The debate in the California Supreme Court this week about whether schools must provide a licensed school nurse to administer insulin to diabetic schoolchildren comes as the school nursing profession is reeling from job cuts as well as position replacements by part-time licensed vocational nurses and health aides.
“Before Proposition 13, it used to be that just about every school in California had a full-time school nurse,” said Linda Davis-Alldritt, president of the National Association of School Nurses who served as the state school nurse consultant for the California Department of Education from 1996-2012. “Now there are very few.” It is common practice now for a nurse to serve four or five different schools in a district, she said.

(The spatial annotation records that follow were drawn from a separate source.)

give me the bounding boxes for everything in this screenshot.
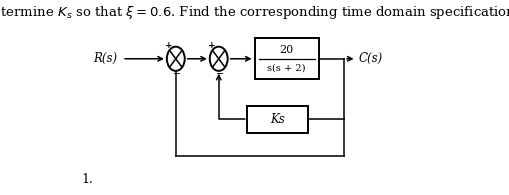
Text: +: + [165, 41, 173, 50]
Text: Determine $K_s$ so that $\xi = 0.6$. Find the corresponding time domain specific: Determine $K_s$ so that $\xi = 0.6$. Fin… [0, 4, 509, 21]
Text: 20: 20 [279, 45, 294, 55]
Text: C(s): C(s) [358, 52, 382, 65]
Text: R(s): R(s) [94, 52, 118, 65]
Text: −: − [216, 69, 224, 79]
Text: 1.: 1. [81, 173, 93, 186]
FancyBboxPatch shape [247, 106, 308, 133]
Text: −: − [173, 69, 181, 79]
Text: +: + [208, 41, 216, 50]
Text: Ks: Ks [270, 113, 285, 126]
FancyBboxPatch shape [254, 38, 319, 79]
Text: s(s + 2): s(s + 2) [267, 64, 306, 73]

“The jobs are there, but the hiring that’s going on is for licensed vocational nurses, health aides, and sometimes credentialed school nurses,” said Katy Waugh, president of the California School Nurses Organization. Vocational nurses must work under the supervision of a doctor or nurse, while health aides have a high school education and pass a test to work in school district, Waugh said. “Some districts have decided they can do without the school nurse,” she said.
The California Nurses Association has argued that state law requires licensed nurses to provide insulin injections and other medicines to students, and two lower courts have agreed, the Los Angeles Times reported. The American Diabetes Association appealed, arguing that state law should be interpreted to permit a trained, unlicensed and designated school employee to administer insulin shots with parental consent. During a hearing on Wednesday, some justices on the state high court appeared skeptical of the nurses’ arguments, the Times reported.
In California, nine counties had either no school nurse or one school nurse in 2011-12: Alpine, Amador, Del Norte, Inyo, Kings, Modoc, Sierra, Tuolumne and Yuba, according to the California Department of Education. California schools employed 2,361 full-time-equivalent school nurse positions in 2011-12, the latest data available. The most recent high employment mark for school nurses in California was 2,901 full-time-equivalent school nurse positions in 2008-09.
Davis-Alldritt noted that when she began working as a school nurse in the Elk Grove Unified School District in 1978, students with diabetes received insulin shots from their parents at home in the morning and afternoon. “Now we have kids getting diagnosed with diabetes over the weekend and coming to school on Monday with the expectation that the school is going to give blood glucose checks, as well as insulin shots, all throughout the school day,” she said. “That points to the need for a school nurse.”